Spherical capacitor (Irodov 3.101.)

[Biotic]

Homework Statement

Find the capacitance of an isolated ball-shaped conductor of radius R₁ sorrounded by an adjacent concentric layer of dielectric with permitivity ε and outside radius R₂.

Homework Equations

The Attempt at a Solution

The official solution says something like:

Difference of potentials is --- int(R1,R2)(E*dr) + int(R2,∞)(E*dr)

Sorry, but I don't know how to write equations nicely.
I don't quite understand what is the second integral here for. Can someone explain?

 

[Dickfore]

The electric field only exists between the two conductors, and they carry equal by magnitude, but opposite by sign charges $Q$, and $-Q$, respectively. Using Gauss's Law, you should get:
$$E(r) = \frac{Q}{4 \pi \epsilon} \, \frac{1}{r^2}$$
and the direction is along the radius.

The potential difference is:
$$V_1 - V_2 = \int_{R_1}^{R_2}{E(r) \, dr} = \frac{Q}{4 \pi \epsilon} \, \int_{R_1}^{R_2}{\frac{dr}{r^2}}$$

To perform this integral, I suggest you use the following subsitution:
$$r = A \, x^\alpha \Rightarrow dr = A \, \alpha \, x^{\alpha - 1} \, dx$$
Then, the integrand becomes:
$$\frac{A \, \alpha \, x^{\alpha - 1} \, dx}{A^2 \, x^{2\alpha}} = \frac{\alpha}{A} \, x^{-1 - \alpha} \, dx$$
What would be the most convenient choice for $\alpha$? Does it depend what you choose for $A$ (look at how the bounds of integration are changing)?

 

[Biotic]

Thank you for the reply.

I know how to solve integrals. What I don't know is... Why are there two integrals in the official solution for potential difference? One from R1 to R2 and the other from R2 to infinity. If you don't have it, the soultions for irodov are available online so if you could check it out and tell me what the second integral is there for, that would be great.

 

[Dickfore]

I haven't seen the solution online. If you know the link, post it here.

There is an integral from $R_2$ to $\infty$ because the electric field is not zero, since there is no exterior grounded spherical shell. I misread the formulation of the problem.
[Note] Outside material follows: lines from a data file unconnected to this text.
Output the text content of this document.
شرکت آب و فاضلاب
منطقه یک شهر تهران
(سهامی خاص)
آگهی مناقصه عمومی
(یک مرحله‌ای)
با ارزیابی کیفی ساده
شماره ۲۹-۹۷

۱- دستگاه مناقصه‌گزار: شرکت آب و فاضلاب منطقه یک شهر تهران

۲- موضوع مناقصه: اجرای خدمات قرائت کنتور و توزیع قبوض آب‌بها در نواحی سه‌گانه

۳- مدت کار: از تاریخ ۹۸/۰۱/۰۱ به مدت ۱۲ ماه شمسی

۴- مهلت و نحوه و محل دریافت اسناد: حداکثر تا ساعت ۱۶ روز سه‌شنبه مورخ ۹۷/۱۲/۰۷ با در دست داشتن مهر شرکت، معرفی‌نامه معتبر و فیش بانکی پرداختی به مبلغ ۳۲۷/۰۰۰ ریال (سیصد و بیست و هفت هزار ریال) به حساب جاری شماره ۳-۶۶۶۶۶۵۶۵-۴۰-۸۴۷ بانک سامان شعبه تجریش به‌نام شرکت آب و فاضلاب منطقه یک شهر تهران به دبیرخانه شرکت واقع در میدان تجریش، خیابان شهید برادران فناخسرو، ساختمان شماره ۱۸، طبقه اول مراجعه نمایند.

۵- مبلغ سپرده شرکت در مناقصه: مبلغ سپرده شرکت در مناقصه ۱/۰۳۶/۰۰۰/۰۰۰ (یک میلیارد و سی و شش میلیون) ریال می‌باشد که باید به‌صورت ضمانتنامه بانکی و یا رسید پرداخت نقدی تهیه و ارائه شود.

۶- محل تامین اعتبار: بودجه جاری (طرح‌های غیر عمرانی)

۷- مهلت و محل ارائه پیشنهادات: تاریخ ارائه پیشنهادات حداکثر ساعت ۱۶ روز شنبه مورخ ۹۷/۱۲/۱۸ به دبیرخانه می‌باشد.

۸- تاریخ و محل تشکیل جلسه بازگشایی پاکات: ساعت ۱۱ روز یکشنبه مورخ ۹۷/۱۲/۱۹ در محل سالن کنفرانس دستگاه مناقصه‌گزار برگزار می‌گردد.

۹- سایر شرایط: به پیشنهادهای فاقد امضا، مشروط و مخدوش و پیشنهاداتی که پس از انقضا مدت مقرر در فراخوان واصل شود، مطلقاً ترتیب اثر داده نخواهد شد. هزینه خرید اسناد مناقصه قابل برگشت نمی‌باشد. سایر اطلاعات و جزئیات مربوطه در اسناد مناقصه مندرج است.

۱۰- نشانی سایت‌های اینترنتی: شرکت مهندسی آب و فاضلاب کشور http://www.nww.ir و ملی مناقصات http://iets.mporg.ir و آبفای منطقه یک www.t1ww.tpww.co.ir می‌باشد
By the way, you should use Gauss's Law for the dispalcement vector $\vec{D}$, which is

Flux of D = total enclosed free charge

and then find $E = D/\epsilon$ in the corresponding region. You can see that the electric field is discontinuos at the boundary.

Effectively, you have two spherical capacitors connected in series.

 

[asteriatic]

I would like to provide a more detailed explanation and solution to the problem.
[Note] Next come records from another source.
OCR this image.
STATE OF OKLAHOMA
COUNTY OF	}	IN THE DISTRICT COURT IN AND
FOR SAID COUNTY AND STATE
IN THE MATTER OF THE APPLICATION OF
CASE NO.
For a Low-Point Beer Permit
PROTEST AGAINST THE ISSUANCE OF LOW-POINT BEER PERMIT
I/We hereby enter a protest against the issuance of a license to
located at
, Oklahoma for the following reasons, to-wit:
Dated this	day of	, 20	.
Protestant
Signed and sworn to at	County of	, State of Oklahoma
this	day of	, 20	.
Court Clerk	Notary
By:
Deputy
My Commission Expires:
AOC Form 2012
First, let's define some terms and equations that are relevant to this problem:

- Capacitance: The ability of a system to store an electric charge, measured in Farads (F).
- Spherical capacitor: A type of capacitor where the two conductors are spherical in shape and are separated by a dielectric material.
- Dielectric: An insulating material that can be placed between two conductors to increase the capacitance of a system.
- Permittivity (ε): A measure of a material's ability to store electrical energy in an electric field.
- Radius (R): The distance from the center of a circle or sphere to its outer edge.
- Electric field (E): A vector field that describes the strength and direction of the electric force at any given point.

Now, let's look at the problem at hand. We have a spherical conductor with radius R1, surrounded by a concentric layer of dielectric with permitivity ε and outside radius R2. We want to find the capacitance of this system.

To solve this problem, we can use the equation for capacitance of a spherical capacitor, which is given by:

C = 4πεR1R2 / (R2 - R1)

This equation takes into account the radius of the inner conductor (R1), the radius of the outer conductor (R2), and the permittivity of the dielectric material (ε).

Now, let's break down the solution provided in the problem. The first integral, int(R1,R2)(E*dr), represents the electric field between the two conductors (from R1 to R2). This integral is used to calculate the potential difference between the two conductors, which is a key factor in determining capacitance.

The second integral, int(R2,∞)(E*dr), represents the electric field outside of the outer conductor (from R2 to infinity). This integral takes into account the effect of the dielectric material on the electric field. As the electric field passes through the dielectric, it is weakened, which affects the potential difference between the two conductors.

In summary, the second integral is necessary to accurately calculate the potential difference between the two conductors, and therefore, the capacitance of the system. Without taking into account the effect of the dielectric material, the calculated capacitance would be incorrect.